Amnesty International, a left-leaning human rights organization and watchdog, argues that the plan to reduce the cap "betrays" the values of the United States.
"The Administration's policies are denying thousands of refugees a chance at a new life," Ryan Mace, grassroots advocacy and refugee specialist at Amnesty International USA, said in a statement. "Many refugees are also hoping to be reunified with their families here in the US — some of whom have waited years to see their family again."
"The Administration's policies continue to keep people in grave danger," Mace continued.
Last month, a bipartisan group of Congress members sent a letter to Pompeo and Nielsen demanding answers from the administration about the U.S. Refugee Admissions Program. The letter urged the administration to increase the pace of refugee arrivals for the remainder of the fiscal year in order to meet the cap of 45,000.
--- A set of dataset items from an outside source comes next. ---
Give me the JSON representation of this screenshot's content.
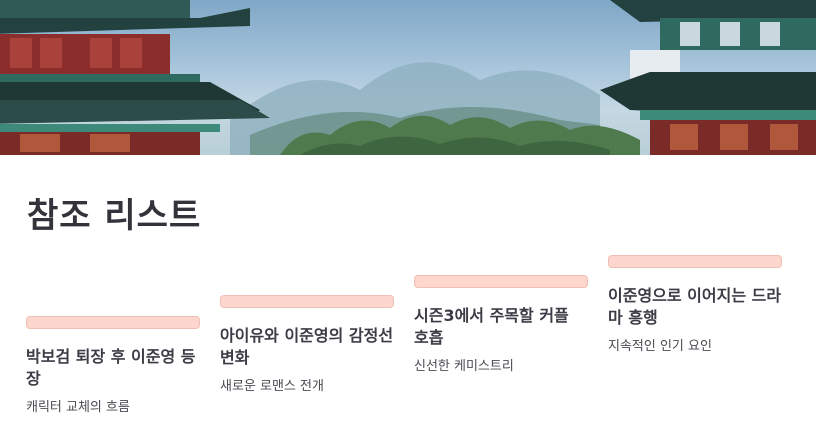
{
  "page": {
    "title": "참조 리스트"
  },
  "hero": {
    "image": "korean-palace-pavilion-landscape"
  },
  "cards": [
    {
      "title": "박보검 퇴장 후 이준영 등장",
      "subtitle": "캐릭터 교체의 흐름"
    },
    {
      "title": "아이유와 이준영의 감정선 변화",
      "subtitle": "새로운 로맨스 전개"
    },
    {
      "title": "시즌3에서 주목할 커플 호흡",
      "subtitle": "신선한 케미스트리"
    },
    {
      "title": "이준영으로 이어지는 드라마 흥행",
      "subtitle": "지속적인 인기 요인"
    }
  ],
  "colors": {
    "accent_bar": "#fdd7ce",
    "heading": "#34333c"
  }
}
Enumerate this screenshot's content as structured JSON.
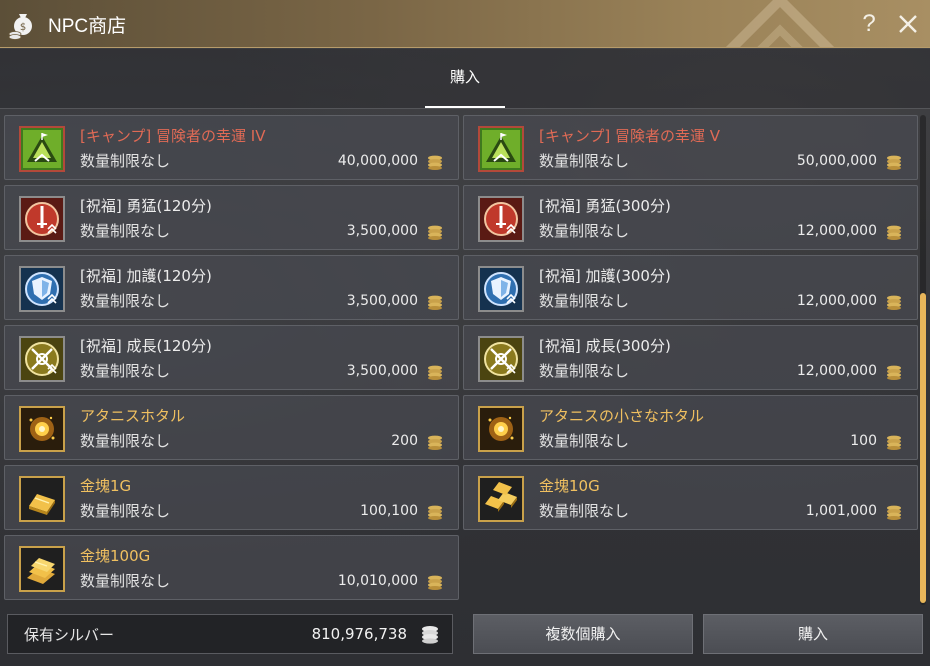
{
  "window": {
    "title": "NPC商店",
    "help_label": "?"
  },
  "tabs": [
    {
      "label": "購入",
      "active": true
    }
  ],
  "items": [
    {
      "name": "[キャンプ] 冒険者の幸運 IV",
      "limit": "数量制限なし",
      "price": "40,000,000",
      "name_color": "red",
      "icon": "camp-tent-icon"
    },
    {
      "name": "[キャンプ] 冒険者の幸運 V",
      "limit": "数量制限なし",
      "price": "50,000,000",
      "name_color": "red",
      "icon": "camp-tent-icon"
    },
    {
      "name": "[祝福] 勇猛(120分)",
      "limit": "数量制限なし",
      "price": "3,500,000",
      "name_color": "white",
      "icon": "sword-buff-icon"
    },
    {
      "name": "[祝福] 勇猛(300分)",
      "limit": "数量制限なし",
      "price": "12,000,000",
      "name_color": "white",
      "icon": "sword-buff-icon"
    },
    {
      "name": "[祝福] 加護(120分)",
      "limit": "数量制限なし",
      "price": "3,500,000",
      "name_color": "white",
      "icon": "shield-buff-icon"
    },
    {
      "name": "[祝福] 加護(300分)",
      "limit": "数量制限なし",
      "price": "12,000,000",
      "name_color": "white",
      "icon": "shield-buff-icon"
    },
    {
      "name": "[祝福] 成長(120分)",
      "limit": "数量制限なし",
      "price": "3,500,000",
      "name_color": "white",
      "icon": "growth-buff-icon"
    },
    {
      "name": "[祝福] 成長(300分)",
      "limit": "数量制限なし",
      "price": "12,000,000",
      "name_color": "white",
      "icon": "growth-buff-icon"
    },
    {
      "name": "アタニスホタル",
      "limit": "数量制限なし",
      "price": "200",
      "name_color": "gold",
      "icon": "firefly-icon"
    },
    {
      "name": "アタニスの小さなホタル",
      "limit": "数量制限なし",
      "price": "100",
      "name_color": "gold",
      "icon": "firefly-icon"
    },
    {
      "name": "金塊1G",
      "limit": "数量制限なし",
      "price": "100,100",
      "name_color": "gold",
      "icon": "gold-bar-icon"
    },
    {
      "name": "金塊10G",
      "limit": "数量制限なし",
      "price": "1,001,000",
      "name_color": "gold",
      "icon": "gold-bars-icon"
    },
    {
      "name": "金塊100G",
      "limit": "数量制限なし",
      "price": "10,010,000",
      "name_color": "gold",
      "icon": "gold-stack-icon"
    }
  ],
  "footer": {
    "silver_label": "保有シルバー",
    "silver_value": "810,976,738",
    "bulk_buy_label": "複数個購入",
    "buy_label": "購入"
  },
  "colors": {
    "name_red": "#e06a55",
    "name_gold": "#f0c060",
    "scroll_thumb": "#e8b65a",
    "titlebar": "#9a8258"
  }
}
"Resettling refugees is a way that the United States can live out its core values and ensure a more stable and democratic world," the letter stated.
In June, prominent evangelical leaders like Russell Moore, Samuel Rodriguez and others affiliated with the Evangelical Immigration Table sent a letter to Trump speaking out about the low rate of refugee resettlement into the U.S. under his administration. The leaders complained that a low limit on refugee resettlement creates "fewer legal possibilities for those with a well-founded fear of persecution."
"The U.S. Refugee Resettlement Program has allowed many fleeing persecution in Central America and elsewhere to register as refugees abroad and be thoroughly vetted before coming lawfully to the U.S. However, with significantly fewer refugees being admitted in recent years, there are fewer options for those fleeing persecution," the letter states. "Those facing legitimate threats to their lives often feel they have no choice but to leave their countries and seek asylum elsewhere."
The news comes a week after the State Department hosted its first-ever Ministerial to Advance Religious Freedom in Washington, D.C.
At the conclusion of the three-day event, the administration launched initiatives and a plan of action that will guide other countries in promoting religious freedom and assisting persecuted religious minorities around the world. Initiatives include the formation of the U.S. Genocide Recovery and Persecution Response Program and the International Religious Freedom Fund.